Entrepreneurial couples might spend years developing a thriving business together, one that even provides the bulk of their household income. However, when a couple who own a joint business decide to divorce, a few significant problems can arise.
Some divorcing couples may not know how to handle the split, including who gets ownership, how to navigate finances, and what business roles both partner will play in the future.
Take care of yourself so you can make clearer decisions
It’s important to keep business and personal life as separate as possible. That might mean taking time to care for your own needs before turning your attention back to the business and its related decision making.
You might seek therapy to process emotions, which can help clarify practical decisions, or take a trip to clear your head and have personal time. Either way, getting out of the bubble in the beginning can let you step back and see things through a more rational lens.

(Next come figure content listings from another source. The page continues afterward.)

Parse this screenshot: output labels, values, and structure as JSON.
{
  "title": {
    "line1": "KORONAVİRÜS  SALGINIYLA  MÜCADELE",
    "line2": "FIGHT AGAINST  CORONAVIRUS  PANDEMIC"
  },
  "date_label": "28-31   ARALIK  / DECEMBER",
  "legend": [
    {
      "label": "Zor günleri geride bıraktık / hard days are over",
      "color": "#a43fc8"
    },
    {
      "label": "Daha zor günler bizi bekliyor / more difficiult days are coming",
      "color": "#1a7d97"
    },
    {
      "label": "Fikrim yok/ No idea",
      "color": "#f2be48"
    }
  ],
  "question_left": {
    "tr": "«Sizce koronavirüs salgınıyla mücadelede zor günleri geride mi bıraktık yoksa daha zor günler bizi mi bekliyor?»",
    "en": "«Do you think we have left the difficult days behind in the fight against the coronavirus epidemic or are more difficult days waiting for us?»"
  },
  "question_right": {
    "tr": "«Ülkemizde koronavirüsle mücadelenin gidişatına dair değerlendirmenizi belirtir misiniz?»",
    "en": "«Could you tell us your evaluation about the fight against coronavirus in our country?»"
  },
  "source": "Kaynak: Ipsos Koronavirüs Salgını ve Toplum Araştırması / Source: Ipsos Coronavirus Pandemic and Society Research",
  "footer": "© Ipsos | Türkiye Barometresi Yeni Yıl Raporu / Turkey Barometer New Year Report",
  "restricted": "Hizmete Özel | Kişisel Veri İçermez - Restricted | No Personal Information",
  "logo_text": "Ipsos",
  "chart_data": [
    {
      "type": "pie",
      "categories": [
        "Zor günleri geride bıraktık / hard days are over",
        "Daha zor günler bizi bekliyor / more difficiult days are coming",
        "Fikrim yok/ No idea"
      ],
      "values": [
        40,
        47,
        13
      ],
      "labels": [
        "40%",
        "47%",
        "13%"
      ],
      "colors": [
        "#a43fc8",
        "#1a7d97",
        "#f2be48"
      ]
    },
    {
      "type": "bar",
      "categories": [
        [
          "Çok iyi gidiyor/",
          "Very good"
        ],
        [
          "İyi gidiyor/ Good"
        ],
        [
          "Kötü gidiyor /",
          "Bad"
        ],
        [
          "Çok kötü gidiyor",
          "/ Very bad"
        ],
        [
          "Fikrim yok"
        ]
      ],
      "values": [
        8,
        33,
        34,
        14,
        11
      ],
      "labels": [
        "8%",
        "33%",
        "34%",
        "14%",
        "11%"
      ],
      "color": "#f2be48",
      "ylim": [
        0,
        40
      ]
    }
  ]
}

Embrace the change and work with what you have
Be open and flexible to the change that is on the way. Some couples manage to successfully run a joint business after they divorce. In other situations, one spouse decides to step away and give full ownership to the other, or to another business partner. Some dynamics may even call for completely selling the business and dividing the assets.
Remember to consider business taxes, rent, inventory, and other business items when making a division. If one spouse invested significantly more into the business, the other may still be entitled to half of certain assets that were established once the business became marital.
Keep looking forward
The key to managing a joint business after divorce is to stay calm, remain amicable, and look toward the future. You and your spouse may be ending your marriage, but there is still an opportunity to continue running a prosperous business for years to come.